Vaginal DHEA suppositories are not yet approved by the FDA but are showing a positive effect in the vagina, she says. However, neither the new estrogen agonist/antagonist ospemifene (Osphena) nor the vaginal DHEA suppositories have been tested in women at high risk of breast cancer or with breast cancer, Pinkerton states. Anyone with an estrogen-sensitive cancer should discuss their problems with vaginal symptoms or painful sex with their gynecologist and their oncologist to determine what product is best and safest for them, says Pinkerton.
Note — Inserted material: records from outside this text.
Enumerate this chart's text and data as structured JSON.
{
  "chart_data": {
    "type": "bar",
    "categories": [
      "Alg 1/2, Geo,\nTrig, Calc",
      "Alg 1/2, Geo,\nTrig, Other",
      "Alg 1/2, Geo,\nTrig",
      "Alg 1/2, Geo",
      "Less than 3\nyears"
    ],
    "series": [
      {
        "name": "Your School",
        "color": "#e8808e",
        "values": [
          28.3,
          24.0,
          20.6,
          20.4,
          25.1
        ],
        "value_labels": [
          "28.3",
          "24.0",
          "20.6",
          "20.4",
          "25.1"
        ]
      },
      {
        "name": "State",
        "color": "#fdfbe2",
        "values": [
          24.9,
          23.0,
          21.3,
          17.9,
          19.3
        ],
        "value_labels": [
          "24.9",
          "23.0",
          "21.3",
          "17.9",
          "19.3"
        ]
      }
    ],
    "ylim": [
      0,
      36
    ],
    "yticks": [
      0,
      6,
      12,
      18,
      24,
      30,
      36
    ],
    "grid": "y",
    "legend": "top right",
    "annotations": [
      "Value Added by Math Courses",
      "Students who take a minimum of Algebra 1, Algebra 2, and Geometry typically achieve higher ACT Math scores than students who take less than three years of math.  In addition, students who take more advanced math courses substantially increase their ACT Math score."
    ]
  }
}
In a release accompanying the study results, David Archer, principle investigator of the Intrarosa trial and professor of obstetrics and gynecology and director of the Clinical Research Center at the Eastern Virginia Medical Center in Norfolk, said, “Having a new therapeutic option for menopausal women which is effective in treating painful sex without the possible safety concerns of traditional hormonal treatments should provide more women the ability to stop dealing with the issue on their own and give them a reason to reach out to their obstetrician-gynecologist or women’s healthcare provider to get clinical support they need and discuss this novel solution.”
REFERENCES
- Labrie F, Archer DF, Koltun W, et al. Efficacy of intravaginal on moderate to severe dyspareunia and vaginal dryness, symptoms of vulvovaginal atrophy, and of the genitourinary syndrome of menopause. Menopause 2015; doi: 10.1097/GME.0000000000000571.
- Tan O, Bradshaw K, Carr BR. Management of vulvovaginal atrophy-related sexual dysfunction in postmenopausal women: An up-to-date review. Menopause 2012; 19:109-117.
- McCall-Hosenfeld JS, Jaramillo SA, Legault C, et al. Correlates of sexual satisfaction among sexually active postmenopausal women in the Women’s Health Initiative Observational Study. J Gen Intern Med 2008; 23:2000-2009.